Monuments of the Past / Structures of the Present

September 24 @ 12:00-1:30pm (Zoom)

A Panel featuring Kelly Dennis, Kenneth Foote, Lewis Gordon, Micki McElya, and Cathy Schlund-Vials

By their nature, monuments collapse the conceptual divide between past and present. They are visual artworks, often of distant vintage, that construct particular sites of memory.  In so doing, the figures they marbleize manage to display, in the most quotidian realms, how the social structures of earlier eras continue to permeate everyday life in the here and now.

As a field, American Studies has long focused on the politics of historical memory.  To this end, UConn American Studies brings together scholars from a range of disciplinary perspectives whose work engages this issue, the relevance of which is clearer now than ever.  They will weigh in on the stakes of the ongoing battles over Confederate and colonial monuments, and address what new sites of memory – monumental or not – we should endeavor to create.

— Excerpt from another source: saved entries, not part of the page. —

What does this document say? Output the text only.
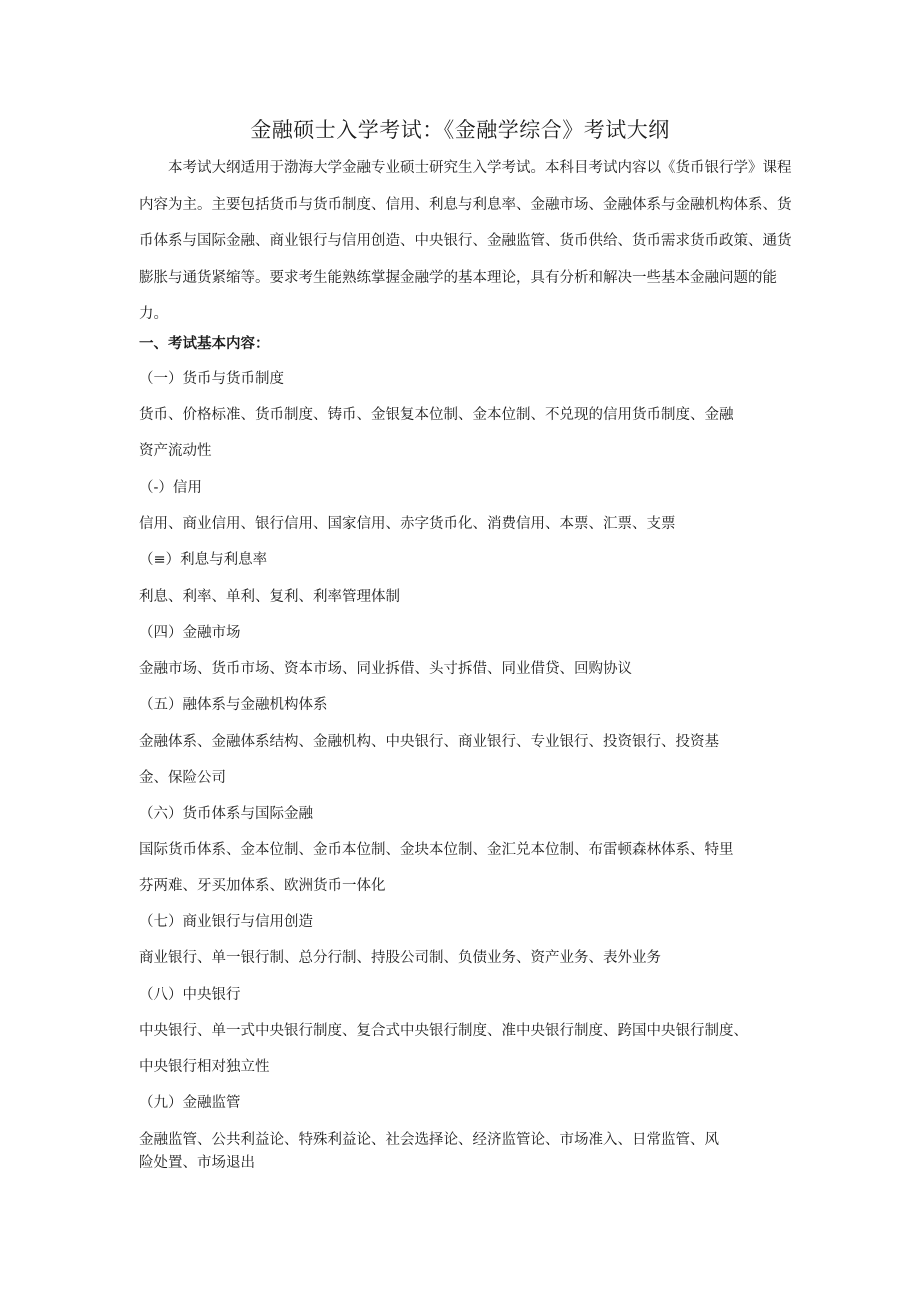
金融硕士入学考试：《金融学综合》考试大纲

本考试大纲适用于渤海大学金融专业硕士研究生入学考试。本科目考试内容以《货币银行学》课程内容为主。主要包括货币与货币制度、信用、利息与利息率、金融市场、金融体系与金融机构体系、货币体系与国际金融、商业银行与信用创造、中央银行、金融监管、货币供给、货币需求货币政策、通货膨胀与通货紧缩等。要求考生能熟练掌握金融学的基本理论，具有分析和解决一些基本金融问题的能力。

一、考试基本内容：

（一）货币与货币制度

货币、价格标准、货币制度、铸币、金银复本位制、金本位制、不兑现的信用货币制度、金融

资产流动性

（-）信用

信用、商业信用、银行信用、国家信用、赤字货币化、消费信用、本票、汇票、支票

（≡）利息与利息率

利息、利率、单利、复利、利率管理体制

（四）金融市场

金融市场、货币市场、资本市场、同业拆借、头寸拆借、同业借贷、回购协议

（五）融体系与金融机构体系

金融体系、金融体系结构、金融机构、中央银行、商业银行、专业银行、投资银行、投资基

金、保险公司

（六）货币体系与国际金融

国际货币体系、金本位制、金币本位制、金块本位制、金汇兑本位制、布雷顿森林体系、特里

芬两难、牙买加体系、欧洲货币一体化

（七）商业银行与信用创造

商业银行、单一银行制、总分行制、持股公司制、负债业务、资产业务、表外业务

（八）中央银行

中央银行、单一式中央银行制度、复合式中央银行制度、准中央银行制度、跨国中央银行制度、

中央银行相对独立性

（九）金融监管

金融监管、公共利益论、特殊利益论、社会选择论、经济监管论、市场准入、日常监管、风

险处置、市场退出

Kelly Dennis is an Art Historian, author of Art/Porn: A History of Seeing and Touching,  and is currently at work on a book on landscape photography and how it has shaped historical narratives of the Southwest.  Ken Foote is past president of American Association of Geographers and written widely on public memory and commemoration in the U.S. and Europe, including is award-winning Shadowed Ground: America’s Landscapes of Violence and Tragedy.  Lewis Gordon is a Philosopher who focuses on politics, morality, race, and decolonial thought; he is the author of What Fanon Said: A Philosophical Introduction to his Life and Thought.  Micki McElya is a historian who studies nostalgia and historical narratives of race and nation: her most recent book is The Politics of Mourning: Death and Honor in Arlington National Cemetery, nominated for the Pulitzer Prize.  Cathy Schlund-Vials, a Professor of English and Asian American Studies, has published extensively on memorialization, particularly as it pertains to U.S. militarism, refugee diaspora, and Asian/American racial formation.  She is the incoming President of the American Studies Association.